Open data and code as partial solutions to scientific research reproducibility

If the difference between science and superstition is that science is reproducible, then the methods used to conduct a study must be made available to replicate it. Across many disciplines research now relies on applying code to data sets to produce outputs that are analyzed, and these results then become the foundations of new knowledge and subjects of study. In Keeping science reproducible in a world of custom data and code, Ben Klemens outlines these scientific research fundamentals and the challenges to enabling reproducibility.

Open data and code are increasingly recognized by journal editors as critical pieces of research that authors must provide prior to acceptance for publication, but this is not true equally across fields. Klemens checked submission guidelines for 2,700 Springer journals. Across 13 fields, 37% of ecology, 23% of management, 7% of education and 6% of surgery journals required data and code submission.

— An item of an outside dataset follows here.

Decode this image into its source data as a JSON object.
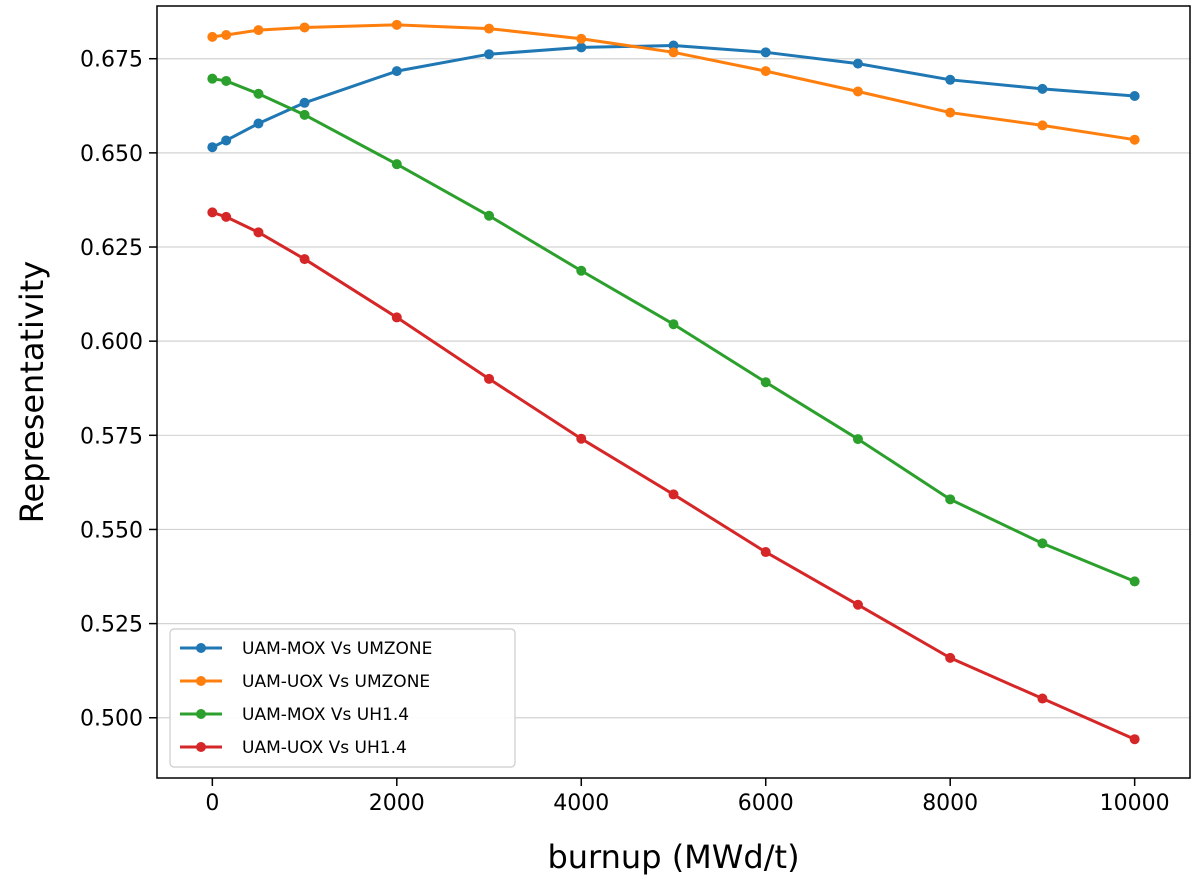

However, many of these journals accepted an author statement that “data is available upon request”, yet some who have tested this system have received no or unfruitful responses from the author(s). To address this problem, funders often require data management and sharing plans.

Further reproducibility problems with studies arise from poorly articulated procedures, badly formatted code, code errors, or variances in code platform, versions and add-ons. Writing clear, reproducible code takes expertise and time that may or may not be available to a research team. In an extension on the “scoop” defense – the fear that others will publish research based on data before the data collector does – some researchers are reluctant to share their data and code until they have used them in all possible ways they can imagine, so some funders do grant a period of exclusivity. In fact, open data sharing with proper metadata offers broader opportunities to receive credit for that work. Unfortunately, the metrics to count data and code references are not as widely available as those to count article citations.

Concerns are widespread about how to properly share data and the code that produces study results, and incentives still favor quantity of article citations. Still, the increasing number of journals who hire data editors, grants that fund coders, and available tools to share are signs of greater recognition of their importance. The central role of computer analysis is here to stay, and more props are coming for those who make it happen.

Timeline: open source, open access & open scholarship

Flavors of Science has updated an interactive timeline of milestones in open source software, open access and open scholarship starting with basics, such as the creation of the printing press in 1439 and ending with the release of AmeliCA, a cooperative infrastructure project for scientific communication in Latin America and the Global South, in November 2018. It’s a fascinating history to follow through the development of Multics in 1964, CLACSO in 1967, Oxford Text Archive in 1976, GNU Project in 1984, the serials crisis in 1990, launch of arXiv and release of Linux system kernel in 1991, and so much more!

The timeline was first developed as a supporting document to the collaborative paper: Tennant, Jonathan, Ritwik Agarwal, Ksenija Baždarić, David Brassard, Tom Crick, Daniel J. Dunleavy, Thomas R. Evans, et al. 2020. “A Tale of Two ‘opens’: Intersections Between Free and Open Source Software and Open Scholarship.” SocArXiv. March 6. https://doi.org/10.31235/osf.io/2kxq8

Publishing, and receiving credit, for software code

Daniel S. Katz and Hollydawn Murray, supported by more than 15 publishers, write a guest post in the Scholarly Kitchen, “Citing Software in Scholarly Publishing to Improve Reproducibility, Reuse and Credit.” They make a case for authors and publishers to publish and cite software code itself, rather than merely an article about the code or research that was generated using code. Properly cited, open software enables others to reproduce research and modify and reuse that code for further developments. Those who write the code deserve credit for this critical work and they can’t receive it if their software isn’t properly cited. The FORCE11 Software Citation Implementation Working Group has proposed a set of customizable guidelines to clearly identify the software and credit its developers and maintainers.